By Aïda Delpuech
Translated by Phineas Rueckert
A tireless journalist who denounced corruption and illegal activities, Rafael Moreno’s investigations also made him a lot of enemies. Threatened for many years, he requested protective measures from Colombia’s National Protection Unit (UNP) for the first time in 2017. At the time, he was president of the Junta de Acción Comunal – a local solidarity organization – in Puerto Libertador, his hometown.
Under the supervision of the Colombian Ministry of the Interior, the UNP is a security organization that coordinates the protection and escort of people or communities threatened on account of political, judicial, journalistic, union, community, economic, or other types of activities.

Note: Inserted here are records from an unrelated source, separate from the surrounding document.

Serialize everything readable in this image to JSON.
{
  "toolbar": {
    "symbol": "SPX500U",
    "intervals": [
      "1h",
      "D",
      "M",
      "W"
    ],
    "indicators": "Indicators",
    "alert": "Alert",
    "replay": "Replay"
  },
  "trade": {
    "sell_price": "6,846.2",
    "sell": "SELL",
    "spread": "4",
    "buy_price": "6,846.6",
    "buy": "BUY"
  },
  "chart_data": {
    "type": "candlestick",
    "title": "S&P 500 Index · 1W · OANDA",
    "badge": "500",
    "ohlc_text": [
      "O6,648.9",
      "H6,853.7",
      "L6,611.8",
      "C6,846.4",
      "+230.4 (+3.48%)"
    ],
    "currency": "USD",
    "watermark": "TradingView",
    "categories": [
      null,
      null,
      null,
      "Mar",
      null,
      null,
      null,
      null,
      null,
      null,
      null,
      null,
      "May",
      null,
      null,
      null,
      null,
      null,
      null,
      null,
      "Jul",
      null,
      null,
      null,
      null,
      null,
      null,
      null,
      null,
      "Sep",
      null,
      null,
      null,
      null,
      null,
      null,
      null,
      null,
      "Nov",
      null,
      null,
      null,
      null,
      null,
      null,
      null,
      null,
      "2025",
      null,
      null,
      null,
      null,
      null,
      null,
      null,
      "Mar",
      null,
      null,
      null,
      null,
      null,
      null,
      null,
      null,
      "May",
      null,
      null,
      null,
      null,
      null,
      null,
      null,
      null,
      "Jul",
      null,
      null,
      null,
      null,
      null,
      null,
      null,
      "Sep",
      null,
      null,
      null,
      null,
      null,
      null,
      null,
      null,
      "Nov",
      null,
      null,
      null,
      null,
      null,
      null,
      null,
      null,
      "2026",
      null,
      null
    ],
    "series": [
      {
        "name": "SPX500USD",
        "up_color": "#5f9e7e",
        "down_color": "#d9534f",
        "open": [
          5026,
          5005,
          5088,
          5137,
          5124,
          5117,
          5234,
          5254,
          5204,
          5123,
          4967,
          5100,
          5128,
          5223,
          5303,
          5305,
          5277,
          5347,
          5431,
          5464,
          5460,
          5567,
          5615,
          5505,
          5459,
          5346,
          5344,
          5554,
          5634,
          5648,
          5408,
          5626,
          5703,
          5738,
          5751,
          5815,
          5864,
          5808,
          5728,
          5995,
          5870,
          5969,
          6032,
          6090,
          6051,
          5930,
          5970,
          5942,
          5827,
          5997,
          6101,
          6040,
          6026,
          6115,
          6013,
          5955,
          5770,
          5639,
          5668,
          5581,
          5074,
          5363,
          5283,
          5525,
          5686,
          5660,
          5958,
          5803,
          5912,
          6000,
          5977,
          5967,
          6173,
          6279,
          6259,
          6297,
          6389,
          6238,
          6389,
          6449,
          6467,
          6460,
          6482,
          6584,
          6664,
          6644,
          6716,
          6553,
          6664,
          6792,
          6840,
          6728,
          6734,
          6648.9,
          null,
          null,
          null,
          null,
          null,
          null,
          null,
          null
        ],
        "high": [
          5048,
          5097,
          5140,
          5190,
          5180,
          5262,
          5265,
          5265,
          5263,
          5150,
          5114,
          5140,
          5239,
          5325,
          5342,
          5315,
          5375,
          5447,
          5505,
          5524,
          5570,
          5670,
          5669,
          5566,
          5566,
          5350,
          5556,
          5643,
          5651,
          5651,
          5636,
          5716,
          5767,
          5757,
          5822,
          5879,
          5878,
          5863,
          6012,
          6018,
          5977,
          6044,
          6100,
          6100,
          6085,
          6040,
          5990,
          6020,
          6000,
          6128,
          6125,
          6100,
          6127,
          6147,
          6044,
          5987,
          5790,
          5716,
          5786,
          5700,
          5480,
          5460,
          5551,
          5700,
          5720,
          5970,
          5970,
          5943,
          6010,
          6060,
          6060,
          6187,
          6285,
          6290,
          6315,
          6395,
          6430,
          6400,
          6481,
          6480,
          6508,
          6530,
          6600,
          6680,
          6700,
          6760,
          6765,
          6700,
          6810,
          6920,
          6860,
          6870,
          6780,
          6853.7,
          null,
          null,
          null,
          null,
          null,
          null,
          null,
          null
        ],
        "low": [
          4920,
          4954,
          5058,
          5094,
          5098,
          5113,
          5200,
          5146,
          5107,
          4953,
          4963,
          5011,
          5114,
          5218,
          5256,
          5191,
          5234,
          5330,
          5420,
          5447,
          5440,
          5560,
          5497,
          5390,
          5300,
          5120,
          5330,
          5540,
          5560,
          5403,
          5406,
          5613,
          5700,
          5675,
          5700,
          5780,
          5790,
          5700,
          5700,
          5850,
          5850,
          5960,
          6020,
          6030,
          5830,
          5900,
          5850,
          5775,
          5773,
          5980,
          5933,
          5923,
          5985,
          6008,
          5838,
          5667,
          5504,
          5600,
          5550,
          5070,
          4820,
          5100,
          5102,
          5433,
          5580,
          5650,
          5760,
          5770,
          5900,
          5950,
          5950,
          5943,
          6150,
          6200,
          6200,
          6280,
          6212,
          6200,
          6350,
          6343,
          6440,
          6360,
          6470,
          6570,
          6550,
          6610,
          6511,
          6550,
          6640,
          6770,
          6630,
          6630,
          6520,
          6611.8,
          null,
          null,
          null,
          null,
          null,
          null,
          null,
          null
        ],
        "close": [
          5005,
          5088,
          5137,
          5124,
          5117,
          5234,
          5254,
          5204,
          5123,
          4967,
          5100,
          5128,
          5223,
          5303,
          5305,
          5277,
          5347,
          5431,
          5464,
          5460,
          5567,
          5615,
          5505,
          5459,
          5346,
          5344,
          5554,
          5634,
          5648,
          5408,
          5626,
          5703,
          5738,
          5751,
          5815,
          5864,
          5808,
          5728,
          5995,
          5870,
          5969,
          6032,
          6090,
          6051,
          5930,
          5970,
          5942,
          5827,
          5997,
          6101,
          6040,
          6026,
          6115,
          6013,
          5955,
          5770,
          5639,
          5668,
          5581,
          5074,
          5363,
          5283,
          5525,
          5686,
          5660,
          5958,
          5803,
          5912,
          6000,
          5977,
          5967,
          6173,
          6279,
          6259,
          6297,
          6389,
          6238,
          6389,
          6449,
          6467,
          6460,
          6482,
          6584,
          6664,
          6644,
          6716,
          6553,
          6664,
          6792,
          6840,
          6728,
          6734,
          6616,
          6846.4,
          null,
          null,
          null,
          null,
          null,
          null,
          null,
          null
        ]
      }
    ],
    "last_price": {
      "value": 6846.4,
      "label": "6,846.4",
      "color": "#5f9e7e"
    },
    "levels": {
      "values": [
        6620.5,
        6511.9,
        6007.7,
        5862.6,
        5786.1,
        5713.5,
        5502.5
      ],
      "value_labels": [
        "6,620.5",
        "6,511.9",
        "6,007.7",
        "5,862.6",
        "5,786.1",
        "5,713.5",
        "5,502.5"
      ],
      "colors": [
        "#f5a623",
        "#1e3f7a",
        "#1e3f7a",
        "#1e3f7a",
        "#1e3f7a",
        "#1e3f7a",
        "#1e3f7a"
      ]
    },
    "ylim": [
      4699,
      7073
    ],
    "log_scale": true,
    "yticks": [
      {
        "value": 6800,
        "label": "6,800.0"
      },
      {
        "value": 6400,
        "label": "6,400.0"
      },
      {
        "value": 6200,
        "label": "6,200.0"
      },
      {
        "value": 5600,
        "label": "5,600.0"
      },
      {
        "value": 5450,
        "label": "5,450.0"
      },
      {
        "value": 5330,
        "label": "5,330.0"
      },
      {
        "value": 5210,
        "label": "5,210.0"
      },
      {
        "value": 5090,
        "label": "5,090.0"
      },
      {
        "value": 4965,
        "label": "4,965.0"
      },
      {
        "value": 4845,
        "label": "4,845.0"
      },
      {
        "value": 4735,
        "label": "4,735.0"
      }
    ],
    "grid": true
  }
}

In Colombia, more than 10,000 individuals are currently under UNP protection, including 187 journalists, and nearly 50,000 are protected collectively, according to figures provided by Augusto Rodríguez, the director of this organization. In the department of Córdoba, where Rafael Moreno was born, 202 people are under UNP protection.
Moreno was first granted protection in June 2017, given a bodyguard, a bulletproof vest and a panic button. But more than a year later, in November 2018, the risks he faced were described as “extraordinary.” An armored vehicle and a bodyguard were added to his protection scheme.
But relations between the protection authority and the journalist become strained. In 2021, the protection measures ceased for three months, with the UNP claiming that Moreno had “abused his means of protection.” He asked several times for this decision to be re-evaluated, in light of numerous threats he had been receiving.
In 2022, the threats intensified. In July, almost two months before his murder, the journalist found a letter with a bullet in the trunk of his motorcycle. “You think you’re untouchable because you speak out publicly, but nobody here is,” the anonymous note read. “We know everything about you and will not forgive you for what you’re doing.” After this, his case was re-evaluated and he was reassigned a bodyguard.
On the day of his murder, Moreno was alone in the restaurant he managed in Montelíbano. According to a UNP press release, the journalist had dismissed his bodyguard the previous morning. The bodyguard then disappeared for a period of several days, before reporting the facts to his hierarchy two days after the journalist’s killing, according to information we received. Forbidden Stories tried to reach out to him, without success.
“The person responsible for the use of protective measures is the protected person himself and if he asks the [bodyguard] to leave the premises, this decision is beyond the control of the contracting company and the UNP,” a representative for the UNP said in response to questions sent by the consortium, while admitting that there were “obvious flaws” within Moreno’s protective measures. “Things are not perfect, [but] we have to move forward and modernize the whole system,” Rodríguez, the director of the UNP, added.